The Reserve Bank’s stress test results for UCBs show that some UCBs failed on four out of five parameters even in the baseline scenario. reserve Bank of Indiaof the latest Financial Stability Report. Furthermore, the results also show that the impact of credit default risk is greater than the credit concentration risk in all three scenarios – baseline, moderate and severe. The results also show that the impact of shocks on the trading book and banking book is minimal but liquidity shocks affect UCBs the most.
Stress tests on select set of UCBs to assess credit risk (default risk and concentration risk), market risk (interest rate risk in trading book and banking book) and liquidity risk based on their reported financial position as on March 2022 were organized.

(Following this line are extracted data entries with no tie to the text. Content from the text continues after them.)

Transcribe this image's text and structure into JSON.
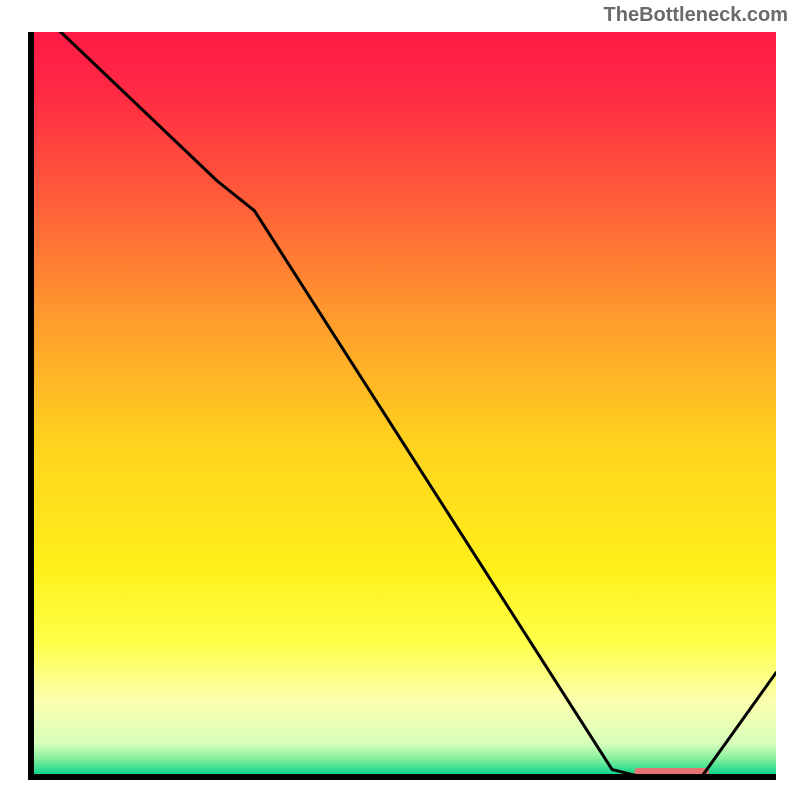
{
  "attribution": "TheBottleneck.com",
  "chart_data": {
    "type": "line",
    "title": "",
    "xlabel": "",
    "ylabel": "",
    "xlim": [
      0,
      100
    ],
    "ylim": [
      0,
      100
    ],
    "x": [
      0,
      4,
      25,
      30,
      78,
      82,
      90,
      100
    ],
    "values": [
      103,
      100,
      80,
      76,
      1,
      0,
      0,
      14
    ],
    "gradient_stops": [
      {
        "offset": 0,
        "color": "#ff1a47"
      },
      {
        "offset": 0.08,
        "color": "#ff2a44"
      },
      {
        "offset": 0.22,
        "color": "#ff5a3a"
      },
      {
        "offset": 0.38,
        "color": "#ff9a2e"
      },
      {
        "offset": 0.55,
        "color": "#ffd21e"
      },
      {
        "offset": 0.72,
        "color": "#fff01a"
      },
      {
        "offset": 0.82,
        "color": "#ffff4a"
      },
      {
        "offset": 0.9,
        "color": "#fbffb0"
      },
      {
        "offset": 0.955,
        "color": "#d7ffba"
      },
      {
        "offset": 0.975,
        "color": "#87f0a0"
      },
      {
        "offset": 0.995,
        "color": "#15d68b"
      },
      {
        "offset": 1.0,
        "color": "#0bce86"
      }
    ],
    "highlight_bar": {
      "x_start": 81,
      "x_end": 91,
      "color": "#e57373"
    },
    "line_color": "#000000",
    "axis_color": "#000000"
  }
}
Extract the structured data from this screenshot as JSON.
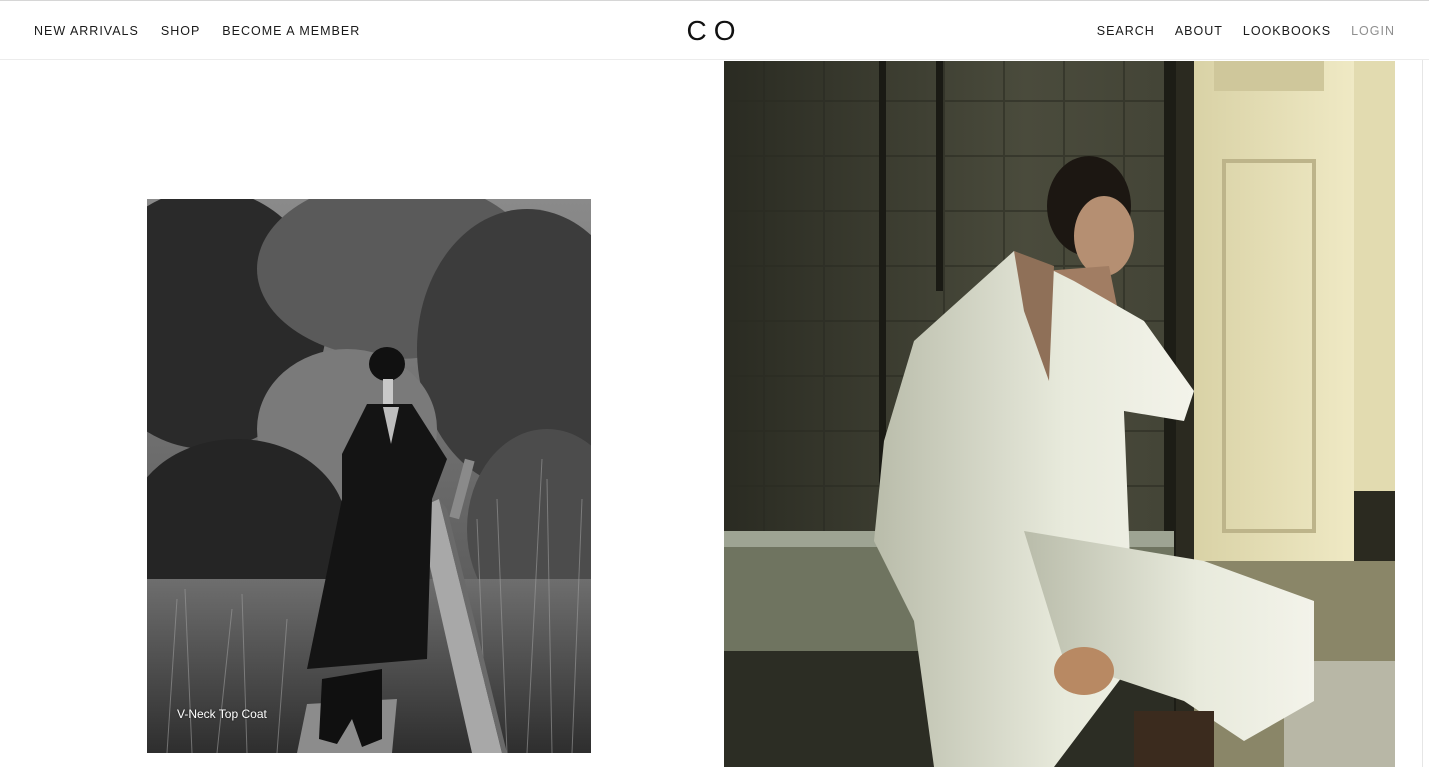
{
  "header": {
    "logo": "CO",
    "nav_left": [
      "NEW ARRIVALS",
      "SHOP",
      "BECOME A MEMBER"
    ],
    "nav_right": [
      "SEARCH",
      "ABOUT",
      "LOOKBOOKS",
      "LOGIN"
    ]
  },
  "products": [
    {
      "caption": "V-Neck Top Coat"
    }
  ]
}
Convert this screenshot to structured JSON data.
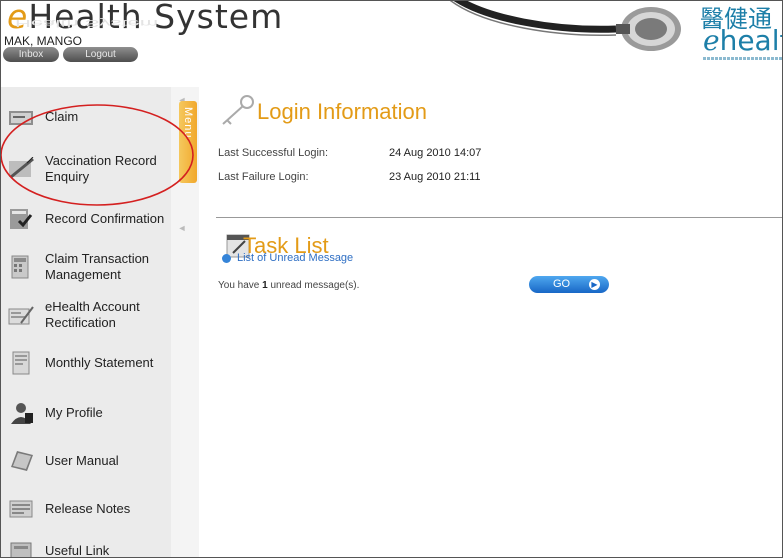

Overall, UCBs recorded improvement in profitability in terms of net interest margin-NIM, return on subsidiary-ROA and return on equity-ROE ratio during 2021-22, RBI said.
It may be noted that the priority sector lending of UCBs has crossed the target of 50 per cent as on March 31, 2022 and is close to the target of 60 per cent as on March 31, 2023. The CRAR of UCBs during April-September 2021-22 reached 15.8 per cent in March 2022. The CRAR of scheduled UCBs improved to 14.4 per cent mainly due to amalgamation of one UCB with one SFB, RBI said.
After a sudden spike due to the second wave of COVID-19 in September 2021, the gross non-performing asset ratios of both scheduled UCBs and non-scheduled UCBs improved significantly to 7.4 per cent and 11.3 per cent respectively as of March 2022.